Passage
And the king saith, `This <FI>one<Fi> saith, This <FI>is<Fi> my son, the living, and thy son <FI>is<Fi> the dead; and that <FI>one<Fi> saith, Nay, but thy son <FI>is<Fi> the dead, and my son the living.'
And the king saith, `This <FI>one<Fi> saith, This <FI>is<Fi> my son, the living, and thy son <FI>is<Fi> the dead; and that <FI>one<Fi> saith, Nay, but thy son <FI>is<Fi> the dead, and my son the living.'
1 Kings 3:21 and I rise in the morning to suckle my son, and lo, dead; and I consider concerning it in the morning, and lo, it was not my son whom I did bear.'
1 Kings 3:22 And the other woman saith, `Nay, but my son <FI>is<Fi> the living, and thy son the dead;' and this <FI>one<Fi> saith, `Nay, but thy son <FI>is<Fi> the dead, and my son the living.' And they speak before the king.
1 Kings 3:23 And the king saith, `This <FI>one<Fi> saith, This <FI>is<Fi> my son, the living, and thy son <FI>is<Fi> the dead; and that <FI>one<Fi> saith, Nay, but thy son <FI>is<Fi> the dead, and my son the living.'
1 Kings 3:24 And the king saith, `Take for me a sword;' and they bring the sword before the king,
1 Kings 3:25 and the king saith, `Cut the living child into two, and give the half to the one, and the half to the other.'
The verse centers on "king", "saith", "living", and "dead". It is saying that the verse draws attention to "king" and "saith", so its meaning should be read from those terms before moving to application.

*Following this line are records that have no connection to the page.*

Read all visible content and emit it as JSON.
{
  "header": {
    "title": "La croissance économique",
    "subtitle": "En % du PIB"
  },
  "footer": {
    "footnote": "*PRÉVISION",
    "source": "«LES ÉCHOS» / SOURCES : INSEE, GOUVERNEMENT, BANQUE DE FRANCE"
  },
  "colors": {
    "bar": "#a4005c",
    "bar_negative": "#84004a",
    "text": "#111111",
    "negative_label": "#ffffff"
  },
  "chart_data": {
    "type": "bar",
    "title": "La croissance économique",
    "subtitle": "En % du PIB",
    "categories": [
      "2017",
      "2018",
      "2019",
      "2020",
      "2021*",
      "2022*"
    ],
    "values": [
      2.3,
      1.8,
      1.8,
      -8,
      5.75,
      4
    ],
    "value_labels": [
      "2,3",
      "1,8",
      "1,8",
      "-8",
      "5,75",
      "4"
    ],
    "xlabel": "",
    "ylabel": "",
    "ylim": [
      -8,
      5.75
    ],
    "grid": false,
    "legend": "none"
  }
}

The nearby context moves from verse 22's "And the other woman saith Nay but..." into verse 24's "And the king saith Take for me...", so "king" and "saith" belong inside that flow. In 1 Kings context, the local focus is covenant, worship, and faithfulness.
A plain takeaway is to answer the verse's own emphasis on "king" and "saith" with trust shaped by these words, not by a vague optimism outside the passage.